L'età dei maestri. Appia, Craig, Stanislavskij, Mejerchol'd, Copeau, Artaud e gli altri, Mirella SchinoProf.ssa Mirella Schino, Lei è autrice del libro L’età dei maestri. Appia, Craig, Stanislavskij, Mejerchol’d, Copeau, Artaud e gli altri edito da Viella: qual è l’eredità dei maestri del Teatro del novecento?
Stiamo parlando di coloro che sono stati in genere considerati i protagonisti della grande trasformazione teatrale tra Otto e Novecento, cioè di quello che è stato forse il più grande mutamento della storia del teatro dopo la nascita del professionismo, tra Cinque e Seicento. Sarebbe facile rispondere che tutto il teatro del Novecento, e anche quello di oggi, vive della eredità dei maestri. O delle trasformazioni fatte in nome dei maestri, spesso sulla base di profonde incomprensioni. Credo che, dopo tanti decenni, tanti studi, tante discussioni sarebbe impossibile (fortunatamente) definire l’essenza di quel che hanno trasmesso. In Polonia chiamano la trasformazione che viene riportata alla loro azione Wielka Reforma, la grande riforma. Dopo i maestri (anche se, naturalmente, non solo a causa loro) il teatro ha avuto una forma diversa. Però bisogna stare attenti, perché in genere alla parola “riforma” si associa qualcosa di positivo in sé, un miglioramento, un progresso. Il che, nel nostro caso, ha sempre portato a vedere il teatro di prima come qualcosa di vecchio e polveroso, perfino ingenuo. Come se si dicesse: finalmente è arrivato il Novecento, sono arrivati i maestri, sono arrivati gli intellettuali, a cambiare le cose. Questo è il sottotesto implicito, quando si parla della Wielka Reforma. Nel mio libro volevo ricordare anche l’importanza, le dimensioni, la complessità del mondo teatrale pre-novecentesco. La potenza dei Grandi Attori, ma anche la peculiarità e la sottigliezza del modo di far teatro del loro tempo. E, soprattutto, il debito: i grandi maestri hanno studiato l’arte dei Grandi Attori come di altri periodi d’oro del teatro. Ne hanno tratto principi che hanno trasformato e applicato. C’è, a mio parere, una continuità sostanziale col mondo di prima, una continuità nel cambiamento, che a me sembra sia svanita solo più avanti, dopo la fine della stagione dei maestri. È una delle cose che volevo scrivere, a cui tenevo di più. Un’altra era l’apporto della danza, che mi sembra essenziale, da più punti di vista.

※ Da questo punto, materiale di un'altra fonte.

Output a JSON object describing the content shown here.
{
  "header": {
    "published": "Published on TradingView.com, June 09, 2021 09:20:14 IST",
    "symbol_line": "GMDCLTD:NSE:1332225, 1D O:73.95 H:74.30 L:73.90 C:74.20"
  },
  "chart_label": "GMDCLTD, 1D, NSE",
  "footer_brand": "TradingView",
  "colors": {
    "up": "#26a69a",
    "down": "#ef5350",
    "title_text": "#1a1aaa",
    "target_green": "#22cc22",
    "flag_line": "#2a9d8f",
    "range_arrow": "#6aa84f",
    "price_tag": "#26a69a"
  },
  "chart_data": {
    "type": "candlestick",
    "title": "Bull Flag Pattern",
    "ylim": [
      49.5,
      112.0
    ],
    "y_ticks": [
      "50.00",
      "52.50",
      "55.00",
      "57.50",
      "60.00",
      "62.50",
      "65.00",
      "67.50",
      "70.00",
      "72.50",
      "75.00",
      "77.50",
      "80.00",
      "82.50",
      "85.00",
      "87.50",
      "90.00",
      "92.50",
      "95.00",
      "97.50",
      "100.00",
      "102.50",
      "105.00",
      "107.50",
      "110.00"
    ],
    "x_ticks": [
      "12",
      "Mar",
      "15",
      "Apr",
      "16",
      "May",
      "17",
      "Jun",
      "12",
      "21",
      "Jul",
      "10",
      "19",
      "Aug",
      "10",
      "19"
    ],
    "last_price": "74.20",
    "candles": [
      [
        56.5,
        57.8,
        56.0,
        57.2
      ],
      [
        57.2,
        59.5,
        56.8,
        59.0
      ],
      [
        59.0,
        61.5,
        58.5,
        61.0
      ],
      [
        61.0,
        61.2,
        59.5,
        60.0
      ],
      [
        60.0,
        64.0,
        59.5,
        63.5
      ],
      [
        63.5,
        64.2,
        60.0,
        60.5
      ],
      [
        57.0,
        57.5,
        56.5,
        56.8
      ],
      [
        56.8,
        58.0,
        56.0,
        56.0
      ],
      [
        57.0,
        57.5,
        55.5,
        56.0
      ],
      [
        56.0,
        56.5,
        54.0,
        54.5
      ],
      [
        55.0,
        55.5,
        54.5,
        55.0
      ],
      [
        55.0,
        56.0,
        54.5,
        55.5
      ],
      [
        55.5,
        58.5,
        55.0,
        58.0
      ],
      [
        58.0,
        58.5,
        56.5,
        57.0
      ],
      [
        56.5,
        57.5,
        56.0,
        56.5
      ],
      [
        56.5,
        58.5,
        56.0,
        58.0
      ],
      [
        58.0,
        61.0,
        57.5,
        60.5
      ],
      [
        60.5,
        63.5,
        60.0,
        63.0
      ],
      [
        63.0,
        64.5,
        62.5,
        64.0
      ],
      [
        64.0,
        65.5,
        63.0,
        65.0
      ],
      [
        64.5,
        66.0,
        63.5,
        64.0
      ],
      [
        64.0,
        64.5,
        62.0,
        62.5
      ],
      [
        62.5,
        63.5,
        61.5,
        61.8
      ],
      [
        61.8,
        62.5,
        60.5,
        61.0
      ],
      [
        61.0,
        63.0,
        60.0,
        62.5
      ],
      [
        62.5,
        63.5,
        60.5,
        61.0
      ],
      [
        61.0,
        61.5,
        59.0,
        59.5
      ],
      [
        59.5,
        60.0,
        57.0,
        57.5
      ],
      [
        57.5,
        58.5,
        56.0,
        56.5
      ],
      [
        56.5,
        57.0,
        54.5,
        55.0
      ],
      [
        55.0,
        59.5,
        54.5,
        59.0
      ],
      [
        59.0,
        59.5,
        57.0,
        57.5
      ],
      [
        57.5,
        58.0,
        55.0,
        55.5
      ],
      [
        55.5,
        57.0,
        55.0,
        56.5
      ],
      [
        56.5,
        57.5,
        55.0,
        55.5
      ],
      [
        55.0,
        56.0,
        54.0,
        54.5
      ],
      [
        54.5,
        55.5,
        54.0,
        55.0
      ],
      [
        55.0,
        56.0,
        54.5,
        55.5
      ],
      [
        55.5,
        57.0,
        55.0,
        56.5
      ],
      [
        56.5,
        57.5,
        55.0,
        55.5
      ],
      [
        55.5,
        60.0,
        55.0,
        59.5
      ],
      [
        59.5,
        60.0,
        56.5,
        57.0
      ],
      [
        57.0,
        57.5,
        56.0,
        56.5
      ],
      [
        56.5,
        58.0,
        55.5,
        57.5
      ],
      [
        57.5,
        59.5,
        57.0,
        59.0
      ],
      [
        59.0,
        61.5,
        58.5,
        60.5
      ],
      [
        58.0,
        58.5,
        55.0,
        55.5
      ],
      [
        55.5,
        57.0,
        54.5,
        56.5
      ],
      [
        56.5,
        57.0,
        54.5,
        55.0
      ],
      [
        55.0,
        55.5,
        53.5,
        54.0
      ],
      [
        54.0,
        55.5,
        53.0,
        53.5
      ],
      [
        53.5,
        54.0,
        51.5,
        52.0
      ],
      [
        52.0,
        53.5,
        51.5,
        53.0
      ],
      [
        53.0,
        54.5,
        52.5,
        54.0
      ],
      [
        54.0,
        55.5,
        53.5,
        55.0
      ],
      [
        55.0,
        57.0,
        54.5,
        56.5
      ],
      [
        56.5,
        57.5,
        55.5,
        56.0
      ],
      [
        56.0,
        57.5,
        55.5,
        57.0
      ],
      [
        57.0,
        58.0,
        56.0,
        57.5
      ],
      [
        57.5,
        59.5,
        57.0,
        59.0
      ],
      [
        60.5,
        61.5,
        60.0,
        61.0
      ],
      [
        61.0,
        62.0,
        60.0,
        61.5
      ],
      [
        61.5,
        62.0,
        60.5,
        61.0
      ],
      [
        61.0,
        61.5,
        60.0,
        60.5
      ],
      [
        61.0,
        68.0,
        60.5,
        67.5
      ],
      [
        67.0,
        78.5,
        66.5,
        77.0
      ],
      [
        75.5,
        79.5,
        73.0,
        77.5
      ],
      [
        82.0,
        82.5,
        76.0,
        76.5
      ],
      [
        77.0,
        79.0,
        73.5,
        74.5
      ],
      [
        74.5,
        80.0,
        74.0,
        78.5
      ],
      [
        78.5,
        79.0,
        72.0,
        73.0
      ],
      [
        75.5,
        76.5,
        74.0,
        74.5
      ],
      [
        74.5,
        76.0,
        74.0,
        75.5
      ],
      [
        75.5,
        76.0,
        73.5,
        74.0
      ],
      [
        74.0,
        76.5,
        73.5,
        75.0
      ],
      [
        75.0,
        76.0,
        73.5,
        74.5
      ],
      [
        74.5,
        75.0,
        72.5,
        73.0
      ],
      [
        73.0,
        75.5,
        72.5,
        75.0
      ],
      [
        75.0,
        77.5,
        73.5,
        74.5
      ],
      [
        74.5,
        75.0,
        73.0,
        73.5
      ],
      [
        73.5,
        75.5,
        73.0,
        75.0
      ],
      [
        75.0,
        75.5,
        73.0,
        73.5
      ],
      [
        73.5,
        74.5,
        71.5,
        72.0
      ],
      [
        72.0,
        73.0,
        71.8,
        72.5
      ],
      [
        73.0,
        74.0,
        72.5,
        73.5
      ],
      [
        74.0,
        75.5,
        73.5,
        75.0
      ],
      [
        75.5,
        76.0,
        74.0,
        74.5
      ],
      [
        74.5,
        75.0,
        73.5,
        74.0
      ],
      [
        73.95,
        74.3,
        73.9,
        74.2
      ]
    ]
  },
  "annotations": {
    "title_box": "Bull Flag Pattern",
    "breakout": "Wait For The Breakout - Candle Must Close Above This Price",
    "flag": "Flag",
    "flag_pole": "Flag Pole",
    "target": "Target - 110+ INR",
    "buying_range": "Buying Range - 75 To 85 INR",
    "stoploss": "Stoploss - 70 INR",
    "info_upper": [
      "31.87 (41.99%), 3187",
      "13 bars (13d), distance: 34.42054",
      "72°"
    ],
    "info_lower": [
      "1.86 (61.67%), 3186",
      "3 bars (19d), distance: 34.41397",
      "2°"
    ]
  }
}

Del resto, l’eredità dei maestri al Novecento e a noi è stata, a mio parere, in gran parte involontaria, benché fossero tutti, o quasi tutti animati da un forte impulso pedagogico. Ed è stata complicata da fraintendimenti e semplificazioni. In più, molti teatranti del Novecento e anche dei nostri giorni, grandi e piccoli, famosissimi e ignoti, sono stati profondamente ispirati da uno o più tra i protagonisti di questa rete d’Indra. Però credo che ci sia anche qualcos’altro, che la loro esistenza ci ha regalato: il loro stesso mistero, che ha portato a una continua, fondamentale discussione virtuale, che si è sviluppata lungo tutti un secolo, in cui sono stati coinvolti teatranti, spettatori, critici, studiosi. A me sembra che questa discussione, per quanto virtuale, abbia creato una sorta di spazio condiviso, un interesse comune che univa, anche se a distanza: come se il fatto di parlarne, e di discuterne, abbia dato a chi se ne occupava qualcosa di simile ad antenati comuni.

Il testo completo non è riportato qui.